To this effort, we presented “XInfoTabS”

Methodology

We broke down the work in multiple parts: Translation and Transliteration of Tables, Translation of Hypothesis and Building a Benchmark.

Table Translation and Transliteration is challenging because most keys and values don’t have enough context to infer the meaning during translation, which reduces quality of translation. We solve it with a long pipeline to ensure high data quality. (read paper to know more)
Translation of Hypothesis was straightforward by ensuring that models work well with the hypothesis, we had to make sure that back-translated error was minimal
Benchmarking could be done in multiple manners including directly using a Multi-lingual model for TNLI versus using a translation model with a regular TNLI model and more. We formulated 5 different benchmarks and performed experiments for all of them. (read paper to know more)

Conclusion

While we made a lot of effort to ensure high-quality dataset for Multi-lingual Tabular NLI, which is a tough task to solve for current set of Tabular NLI models, we were aware that the data quality could be verified and improved with further human involvement.
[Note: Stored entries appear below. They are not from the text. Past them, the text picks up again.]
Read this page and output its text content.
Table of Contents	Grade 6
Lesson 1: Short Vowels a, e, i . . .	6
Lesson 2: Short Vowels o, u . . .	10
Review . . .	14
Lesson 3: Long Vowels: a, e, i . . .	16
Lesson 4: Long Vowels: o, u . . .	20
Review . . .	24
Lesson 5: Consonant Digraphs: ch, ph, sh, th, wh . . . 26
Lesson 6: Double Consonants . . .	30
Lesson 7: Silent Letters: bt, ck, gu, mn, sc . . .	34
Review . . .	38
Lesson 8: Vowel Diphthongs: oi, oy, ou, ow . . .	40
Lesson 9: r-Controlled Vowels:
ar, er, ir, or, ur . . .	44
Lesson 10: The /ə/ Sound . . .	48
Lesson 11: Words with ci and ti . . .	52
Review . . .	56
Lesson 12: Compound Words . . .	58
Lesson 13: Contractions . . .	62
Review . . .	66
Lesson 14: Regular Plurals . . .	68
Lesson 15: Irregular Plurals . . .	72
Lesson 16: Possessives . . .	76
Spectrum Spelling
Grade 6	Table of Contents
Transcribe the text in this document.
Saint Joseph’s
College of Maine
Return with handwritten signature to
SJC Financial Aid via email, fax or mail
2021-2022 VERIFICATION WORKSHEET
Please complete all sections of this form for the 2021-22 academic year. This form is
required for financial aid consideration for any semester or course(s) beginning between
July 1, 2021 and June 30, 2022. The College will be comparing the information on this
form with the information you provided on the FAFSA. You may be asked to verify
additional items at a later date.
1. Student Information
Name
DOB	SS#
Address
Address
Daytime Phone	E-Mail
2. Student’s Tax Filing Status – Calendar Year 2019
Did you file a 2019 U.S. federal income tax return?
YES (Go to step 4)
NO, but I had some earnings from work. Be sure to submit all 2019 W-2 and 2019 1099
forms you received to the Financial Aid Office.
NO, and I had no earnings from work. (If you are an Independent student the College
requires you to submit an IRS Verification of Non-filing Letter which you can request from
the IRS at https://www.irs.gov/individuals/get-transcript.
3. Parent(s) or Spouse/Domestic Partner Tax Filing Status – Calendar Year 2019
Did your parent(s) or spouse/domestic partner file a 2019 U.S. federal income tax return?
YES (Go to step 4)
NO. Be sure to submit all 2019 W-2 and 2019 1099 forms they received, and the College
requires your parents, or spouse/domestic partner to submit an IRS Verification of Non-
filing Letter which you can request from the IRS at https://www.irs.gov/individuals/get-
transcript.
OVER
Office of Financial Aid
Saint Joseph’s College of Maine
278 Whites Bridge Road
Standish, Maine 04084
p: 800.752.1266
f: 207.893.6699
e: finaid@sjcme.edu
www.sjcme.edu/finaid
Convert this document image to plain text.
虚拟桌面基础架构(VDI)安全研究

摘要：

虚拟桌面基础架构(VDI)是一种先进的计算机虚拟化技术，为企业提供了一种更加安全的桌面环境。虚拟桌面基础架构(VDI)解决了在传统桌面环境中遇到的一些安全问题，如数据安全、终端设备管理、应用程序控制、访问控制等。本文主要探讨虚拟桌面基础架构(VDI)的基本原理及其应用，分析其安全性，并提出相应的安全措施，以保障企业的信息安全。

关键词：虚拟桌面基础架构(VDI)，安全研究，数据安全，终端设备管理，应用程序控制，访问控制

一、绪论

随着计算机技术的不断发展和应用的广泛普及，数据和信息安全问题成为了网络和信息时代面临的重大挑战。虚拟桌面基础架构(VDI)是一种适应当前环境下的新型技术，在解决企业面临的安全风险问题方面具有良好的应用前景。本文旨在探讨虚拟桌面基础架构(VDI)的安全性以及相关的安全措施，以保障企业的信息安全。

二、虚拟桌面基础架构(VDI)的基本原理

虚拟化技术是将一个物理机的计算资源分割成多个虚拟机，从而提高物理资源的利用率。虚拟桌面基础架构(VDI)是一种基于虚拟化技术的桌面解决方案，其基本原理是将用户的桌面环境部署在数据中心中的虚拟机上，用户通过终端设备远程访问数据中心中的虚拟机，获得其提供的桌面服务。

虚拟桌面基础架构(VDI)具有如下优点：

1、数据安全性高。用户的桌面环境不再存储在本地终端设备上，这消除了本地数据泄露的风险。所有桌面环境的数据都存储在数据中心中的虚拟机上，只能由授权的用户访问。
This was left for future work.

Misc. points

During my tenure as a Research Assistant, I was frequently involved with making presentations on my literature review and work, which demonstrated clarity of understanding and communication skills.

Furthermore, to be further involved in the research process, I opted to provide reviews as a secondary reviewer under Vivek Gupta for EMNLP 2022. It was enriching to be a part of the review process and understand what a reviewer looks at when providing feedback to the authors for their papers.